We want to know how the effort and time scale when switching contexts with worktrees versus stashing.
Analyze the time complexity of these git commands:
# Using stash
$ git stash save "WIP changes"
$ git checkout other-branch
$ git stash pop
# Using worktree
$ git worktree add ../other-branch-dir other-branch
# Work in new directory without affecting current one
This snippet shows saving changes with stash and switching branches versus creating a new worktree for parallel work.
Look at what repeats or scales with input size:
- Primary operation: Saving and applying changes (stash) or creating a new worktree directory.
- How many times: Each stash save/pop involves compressing and decompressing changes; worktree creation involves linking files once.
As the number of changed files or size of changes grows:
| Input Size (changed files) | Approx. Operations (stash) |
|---|---|
| 10 | Quick compress and decompress |
| 100 | Noticeable delay saving and applying stash |
| 1000 | Longer time compressing and applying stash |
| Input Size (repo size) | Approx. Operations (worktree) |
|---|---|
| 10 files | Quick directory setup with links |
| 100 files | Still fast due to linking, minimal copying |
| 1000 files | Setup time grows slowly, mostly filesystem metadata operations |
Pattern observation: Stashing time grows with change size because of compression work; worktree setup grows slowly with repo size due to filesystem operations.
Time Complexity: O(n)
This means the time to stash or create a worktree grows roughly in direct proportion to the number of changed files or repo size.

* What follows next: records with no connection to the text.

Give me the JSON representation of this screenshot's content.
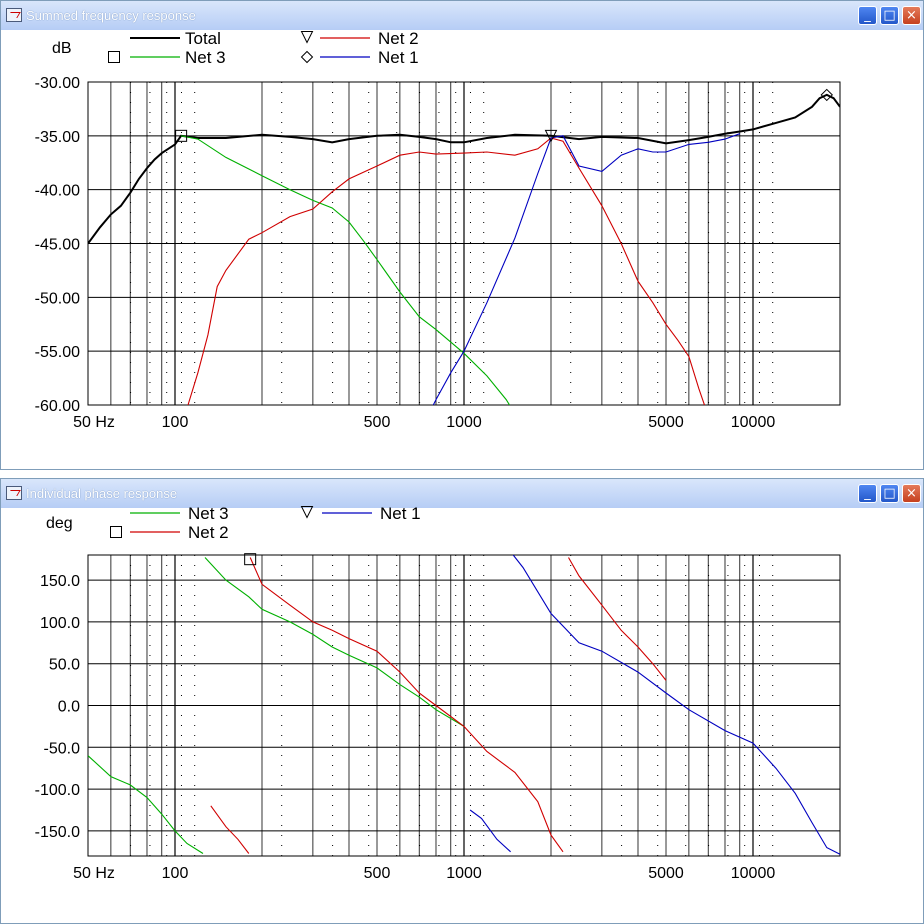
{
  "windows": [
    {
      "title": "Summed frequency response",
      "min": "_",
      "max": "□",
      "close": "×"
    },
    {
      "title": "Individual phase response",
      "min": "_",
      "max": "□",
      "close": "×"
    }
  ],
  "chart_data": [
    {
      "type": "line",
      "ylabel": "dB",
      "x_scale": "log",
      "xlim": [
        50,
        20000
      ],
      "ylim": [
        -60,
        -30
      ],
      "yticks": [
        "-30.00",
        "-35.00",
        "-40.00",
        "-45.00",
        "-50.00",
        "-55.00",
        "-60.00"
      ],
      "ytick_values": [
        -30,
        -35,
        -40,
        -45,
        -50,
        -55,
        -60
      ],
      "xticks": [
        "50 Hz",
        "100",
        "500",
        "1000",
        "5000",
        "10000"
      ],
      "xtick_values": [
        50,
        100,
        500,
        1000,
        5000,
        10000
      ],
      "grid": true,
      "legend_placement": "top",
      "series": [
        {
          "name": "Total",
          "color": "#000000",
          "marker": "none",
          "points": [
            [
              50,
              -45
            ],
            [
              55,
              -43.5
            ],
            [
              60,
              -42.3
            ],
            [
              65,
              -41.5
            ],
            [
              70,
              -40.3
            ],
            [
              75,
              -39
            ],
            [
              80,
              -38
            ],
            [
              85,
              -37.2
            ],
            [
              90,
              -36.6
            ],
            [
              100,
              -35.8
            ],
            [
              105,
              -35
            ],
            [
              120,
              -35.2
            ],
            [
              150,
              -35.2
            ],
            [
              200,
              -34.9
            ],
            [
              250,
              -35.1
            ],
            [
              300,
              -35.3
            ],
            [
              350,
              -35.6
            ],
            [
              400,
              -35.3
            ],
            [
              500,
              -35
            ],
            [
              600,
              -34.9
            ],
            [
              700,
              -35.1
            ],
            [
              800,
              -35.3
            ],
            [
              900,
              -35.6
            ],
            [
              1000,
              -35.6
            ],
            [
              1200,
              -35.2
            ],
            [
              1500,
              -34.9
            ],
            [
              2000,
              -35
            ],
            [
              2500,
              -35.3
            ],
            [
              3000,
              -35.1
            ],
            [
              4000,
              -35.2
            ],
            [
              5000,
              -35.7
            ],
            [
              6000,
              -35.4
            ],
            [
              7000,
              -35.1
            ],
            [
              8000,
              -34.8
            ],
            [
              9000,
              -34.6
            ],
            [
              10000,
              -34.4
            ],
            [
              12000,
              -33.8
            ],
            [
              14000,
              -33.3
            ],
            [
              16000,
              -32.3
            ],
            [
              17000,
              -31.5
            ],
            [
              18000,
              -31.2
            ],
            [
              19000,
              -31.5
            ],
            [
              20000,
              -32.3
            ]
          ]
        },
        {
          "name": "Net 3",
          "color": "#00b000",
          "marker": "square",
          "points": [
            [
              105,
              -35
            ],
            [
              120,
              -35.3
            ],
            [
              150,
              -37
            ],
            [
              200,
              -38.7
            ],
            [
              250,
              -40
            ],
            [
              300,
              -41
            ],
            [
              350,
              -41.7
            ],
            [
              400,
              -43
            ],
            [
              450,
              -44.8
            ],
            [
              500,
              -46.5
            ],
            [
              600,
              -49.5
            ],
            [
              700,
              -51.8
            ],
            [
              800,
              -53
            ],
            [
              1000,
              -55.2
            ],
            [
              1200,
              -57.3
            ],
            [
              1400,
              -59.5
            ],
            [
              1500,
              -60.8
            ]
          ]
        },
        {
          "name": "Net 2",
          "color": "#d00000",
          "marker": "triangle",
          "points": [
            [
              108,
              -61
            ],
            [
              120,
              -57
            ],
            [
              130,
              -53.5
            ],
            [
              140,
              -49
            ],
            [
              150,
              -47.5
            ],
            [
              180,
              -44.6
            ],
            [
              200,
              -44
            ],
            [
              250,
              -42.5
            ],
            [
              300,
              -41.8
            ],
            [
              350,
              -40.2
            ],
            [
              400,
              -39
            ],
            [
              500,
              -37.8
            ],
            [
              600,
              -36.8
            ],
            [
              700,
              -36.5
            ],
            [
              800,
              -36.7
            ],
            [
              1000,
              -36.6
            ],
            [
              1200,
              -36.5
            ],
            [
              1500,
              -36.8
            ],
            [
              1800,
              -36.2
            ],
            [
              2000,
              -35.2
            ],
            [
              2200,
              -35.5
            ],
            [
              2500,
              -38
            ],
            [
              3000,
              -41.5
            ],
            [
              3500,
              -45
            ],
            [
              4000,
              -48.5
            ],
            [
              4500,
              -50.5
            ],
            [
              5000,
              -52.5
            ],
            [
              5500,
              -54
            ],
            [
              6000,
              -55.5
            ],
            [
              6500,
              -58.5
            ],
            [
              7000,
              -61
            ]
          ]
        },
        {
          "name": "Net 1",
          "color": "#0000c0",
          "marker": "diamond",
          "points": [
            [
              750,
              -61
            ],
            [
              800,
              -59.5
            ],
            [
              900,
              -57
            ],
            [
              1000,
              -55
            ],
            [
              1200,
              -50.5
            ],
            [
              1500,
              -44.5
            ],
            [
              1800,
              -38.5
            ],
            [
              2000,
              -35.2
            ],
            [
              2200,
              -35
            ],
            [
              2500,
              -37.8
            ],
            [
              3000,
              -38.3
            ],
            [
              3500,
              -36.8
            ],
            [
              4000,
              -36.2
            ],
            [
              4500,
              -36.5
            ],
            [
              5000,
              -36.5
            ],
            [
              6000,
              -35.8
            ],
            [
              7000,
              -35.6
            ],
            [
              8000,
              -35.3
            ],
            [
              9000,
              -34.8
            ]
          ]
        }
      ]
    },
    {
      "type": "line",
      "ylabel": "deg",
      "x_scale": "log",
      "xlim": [
        50,
        20000
      ],
      "ylim": [
        -180,
        180
      ],
      "yticks": [
        "150.0",
        "100.0",
        "50.0",
        "0.0",
        "-50.0",
        "-100.0",
        "-150.0"
      ],
      "ytick_values": [
        150,
        100,
        50,
        0,
        -50,
        -100,
        -150
      ],
      "xticks": [
        "50 Hz",
        "100",
        "500",
        "1000",
        "5000",
        "10000"
      ],
      "xtick_values": [
        50,
        100,
        500,
        1000,
        5000,
        10000
      ],
      "grid": true,
      "legend_placement": "top",
      "series": [
        {
          "name": "Net 3",
          "color": "#00b000",
          "marker": "none",
          "segments": [
            [
              [
                50,
                -60
              ],
              [
                60,
                -85
              ],
              [
                70,
                -95
              ],
              [
                80,
                -110
              ],
              [
                90,
                -130
              ],
              [
                100,
                -150
              ],
              [
                110,
                -165
              ],
              [
                125,
                -177
              ]
            ],
            [
              [
                127,
                177
              ],
              [
                150,
                150
              ],
              [
                180,
                130
              ],
              [
                200,
                115
              ],
              [
                250,
                100
              ],
              [
                300,
                85
              ],
              [
                350,
                70
              ],
              [
                400,
                60
              ],
              [
                500,
                45
              ],
              [
                600,
                25
              ],
              [
                700,
                10
              ],
              [
                800,
                -5
              ],
              [
                1000,
                -25
              ]
            ]
          ]
        },
        {
          "name": "Net 2",
          "color": "#d00000",
          "marker": "square",
          "segments": [
            [
              [
                133,
                -120
              ],
              [
                150,
                -145
              ],
              [
                165,
                -160
              ],
              [
                180,
                -177
              ]
            ],
            [
              [
                182,
                177
              ],
              [
                200,
                145
              ],
              [
                250,
                120
              ],
              [
                300,
                100
              ],
              [
                350,
                90
              ],
              [
                400,
                80
              ],
              [
                500,
                65
              ],
              [
                600,
                40
              ],
              [
                700,
                15
              ],
              [
                800,
                0
              ],
              [
                1000,
                -25
              ],
              [
                1200,
                -55
              ],
              [
                1500,
                -80
              ],
              [
                1800,
                -115
              ],
              [
                2000,
                -155
              ],
              [
                2200,
                -175
              ]
            ],
            [
              [
                2300,
                177
              ],
              [
                2500,
                155
              ],
              [
                3000,
                120
              ],
              [
                3500,
                90
              ],
              [
                4000,
                70
              ],
              [
                4500,
                50
              ],
              [
                5000,
                30
              ]
            ]
          ]
        },
        {
          "name": "Net 1",
          "color": "#0000c0",
          "marker": "triangle",
          "segments": [
            [
              [
                1050,
                -125
              ],
              [
                1150,
                -135
              ],
              [
                1300,
                -160
              ],
              [
                1450,
                -175
              ]
            ],
            [
              [
                1480,
                180
              ],
              [
                1600,
                165
              ],
              [
                2000,
                110
              ],
              [
                2500,
                75
              ],
              [
                3000,
                65
              ],
              [
                4000,
                40
              ],
              [
                5000,
                15
              ],
              [
                6000,
                -5
              ],
              [
                8000,
                -30
              ],
              [
                10000,
                -45
              ],
              [
                12000,
                -75
              ],
              [
                14000,
                -105
              ],
              [
                16000,
                -140
              ],
              [
                18000,
                -170
              ],
              [
                20000,
                -178
              ]
            ]
          ]
        }
      ]
    }
  ]
}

[X] Wrong: "Stashing is always faster than creating a worktree regardless of project size."
[OK] Correct: Stashing involves compressing changes which can slow down as changes grow, while worktrees mostly create links and metadata, often faster for large projects.
Understanding how git operations scale helps you explain your choices clearly and shows you think about efficiency, a valuable skill in real projects.
What if we changed from using git stash to git stash with patch mode? How would the time complexity change?